Il existe cependant des exemples de chantiers de jeune ou des initiatives comme celles du maire de Schwenheim qui a fait nettoyé le cimetière juif à ses frais.
Il existe aussi des cimetières comme à Phalsbourg qui bénéficie d'un entretien courant qui laisse entrevoir ce que pourrait être la mise en valeur du patrimoine juif dans cette région si ces exemples étaient suivis.

Comment justifier les demandes de crédits de restauration d'édifices qui n'ont pas trouvé de nouvelle affectation ?
Les cas heureux sont exemplaires mais peu nombreux.

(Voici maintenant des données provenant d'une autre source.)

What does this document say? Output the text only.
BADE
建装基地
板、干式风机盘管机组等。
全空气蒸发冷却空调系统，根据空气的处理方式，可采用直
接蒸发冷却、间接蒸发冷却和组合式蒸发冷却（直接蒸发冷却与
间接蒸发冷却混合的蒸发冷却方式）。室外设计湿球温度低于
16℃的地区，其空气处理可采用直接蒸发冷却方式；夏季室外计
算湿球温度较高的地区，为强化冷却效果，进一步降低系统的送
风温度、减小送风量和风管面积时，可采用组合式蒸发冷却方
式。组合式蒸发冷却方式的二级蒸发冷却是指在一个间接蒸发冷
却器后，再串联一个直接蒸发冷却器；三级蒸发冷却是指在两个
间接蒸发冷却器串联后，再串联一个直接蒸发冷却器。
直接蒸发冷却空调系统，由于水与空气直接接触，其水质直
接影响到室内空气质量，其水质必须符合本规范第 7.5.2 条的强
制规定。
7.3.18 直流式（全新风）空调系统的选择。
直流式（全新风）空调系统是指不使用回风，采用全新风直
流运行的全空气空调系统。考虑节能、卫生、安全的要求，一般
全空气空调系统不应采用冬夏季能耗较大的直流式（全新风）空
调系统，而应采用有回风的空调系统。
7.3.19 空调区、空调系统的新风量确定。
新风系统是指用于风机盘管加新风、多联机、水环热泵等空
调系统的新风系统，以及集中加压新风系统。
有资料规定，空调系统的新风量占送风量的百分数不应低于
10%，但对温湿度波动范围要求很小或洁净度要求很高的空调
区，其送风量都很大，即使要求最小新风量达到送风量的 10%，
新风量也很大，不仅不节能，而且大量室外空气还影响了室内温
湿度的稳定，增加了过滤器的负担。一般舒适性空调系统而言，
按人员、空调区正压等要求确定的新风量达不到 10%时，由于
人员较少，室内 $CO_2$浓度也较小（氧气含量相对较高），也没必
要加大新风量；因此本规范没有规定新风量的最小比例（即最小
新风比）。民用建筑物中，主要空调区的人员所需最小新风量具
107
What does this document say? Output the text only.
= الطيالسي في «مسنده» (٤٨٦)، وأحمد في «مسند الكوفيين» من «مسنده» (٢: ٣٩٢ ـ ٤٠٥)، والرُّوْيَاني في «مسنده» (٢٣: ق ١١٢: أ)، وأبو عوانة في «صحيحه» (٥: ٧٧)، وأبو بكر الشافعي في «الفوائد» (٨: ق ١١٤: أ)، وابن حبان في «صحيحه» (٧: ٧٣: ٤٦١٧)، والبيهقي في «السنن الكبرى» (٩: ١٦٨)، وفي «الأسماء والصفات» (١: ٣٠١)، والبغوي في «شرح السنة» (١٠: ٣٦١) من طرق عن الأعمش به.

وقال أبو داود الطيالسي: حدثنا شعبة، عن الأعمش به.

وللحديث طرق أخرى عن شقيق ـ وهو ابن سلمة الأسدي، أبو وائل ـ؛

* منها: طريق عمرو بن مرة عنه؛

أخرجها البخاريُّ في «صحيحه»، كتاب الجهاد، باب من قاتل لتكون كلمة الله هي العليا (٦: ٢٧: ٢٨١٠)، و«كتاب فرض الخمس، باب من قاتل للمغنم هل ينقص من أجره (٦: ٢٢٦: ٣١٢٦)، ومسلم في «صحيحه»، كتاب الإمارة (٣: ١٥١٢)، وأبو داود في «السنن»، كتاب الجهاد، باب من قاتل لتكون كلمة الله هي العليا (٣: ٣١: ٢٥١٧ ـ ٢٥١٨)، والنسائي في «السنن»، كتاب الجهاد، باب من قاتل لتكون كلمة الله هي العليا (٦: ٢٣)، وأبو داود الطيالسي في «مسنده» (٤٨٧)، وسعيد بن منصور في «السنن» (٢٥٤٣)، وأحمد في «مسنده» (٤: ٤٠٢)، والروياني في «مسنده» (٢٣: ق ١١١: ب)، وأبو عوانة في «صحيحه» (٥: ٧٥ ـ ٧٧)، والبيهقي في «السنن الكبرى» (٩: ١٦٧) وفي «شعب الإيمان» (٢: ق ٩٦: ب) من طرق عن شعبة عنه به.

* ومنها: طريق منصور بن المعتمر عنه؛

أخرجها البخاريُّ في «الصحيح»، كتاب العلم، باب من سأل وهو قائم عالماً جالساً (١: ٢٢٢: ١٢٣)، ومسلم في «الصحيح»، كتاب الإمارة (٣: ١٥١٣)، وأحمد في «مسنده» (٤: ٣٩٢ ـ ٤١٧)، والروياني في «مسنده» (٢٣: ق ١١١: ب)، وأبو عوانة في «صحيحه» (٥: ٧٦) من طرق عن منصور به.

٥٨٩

Pour des cas comme Hochfelden ou Delme, combien de Balbronn ou de Westhoffen ?
Est-ce que le choix est entre destruction comme la synagogue de la rue Kageneck ou la réutilisation profane comme un exemple ancien à Scherwiller, plus récent à Soultz ?
Dans les cas de la rue Kageneck ou de Soultz, on peut regretter que la destruction ou les transformations intérieures n'aient pas été précédé de relevés complets graphiques et photographiques.

Je sais que tout le monde ne partage pas mon point de vue fataliste vis-à-vis de la transormation de la synagogue de Soultz en logements sociaux. Ma conviction est que tout est préférable plutôt qu'une disparition. Les synagogues sont souvent la seule trace clairement visible d'une présence juive passée. Si la synagogue disparaît, comment expliquer aux générations futures quelle fut l'importance des communautés juives en Alsace ? Le patrimoine juif est trop ténu, trop réduit pour que l'on accepte d'en perdre un seul élément. Naturellement, j'aurais préféré que la synagogue de Soultz ait eu, à défaut de rester une synagogue en fonction, une affectation culturelle et plus respectueuse de sa vocation. Mais alors, il faut bien accepter l'idée que le devenir de toutes les synagogues désaffectées ne sera pas résolu par notre génération. Cela implique des choix financiers d'entretien que peu d'élus consistoriaux ou peu d'élus du peuple sont prêts à assumer. Il semble que nous vivions dans un pays où l'on préfère faire de gros travaux de réparation plutôt que de pratiquer un entretien de bon père de famille. On préfère marquer son passage par des actions visibles plutôt que par la simple transmission d'un héritage à ceux qui nous suivent.

Permettez-moi donc pour finir de plaider pour qu'on laisse à l'imagination de nos successeurs le soin de résoudre une partie des problèmes posés par le patrimoine juif. Mais pour cela, il y a une condition, c'est que du patrimoine juif, on leur en laisse un peu.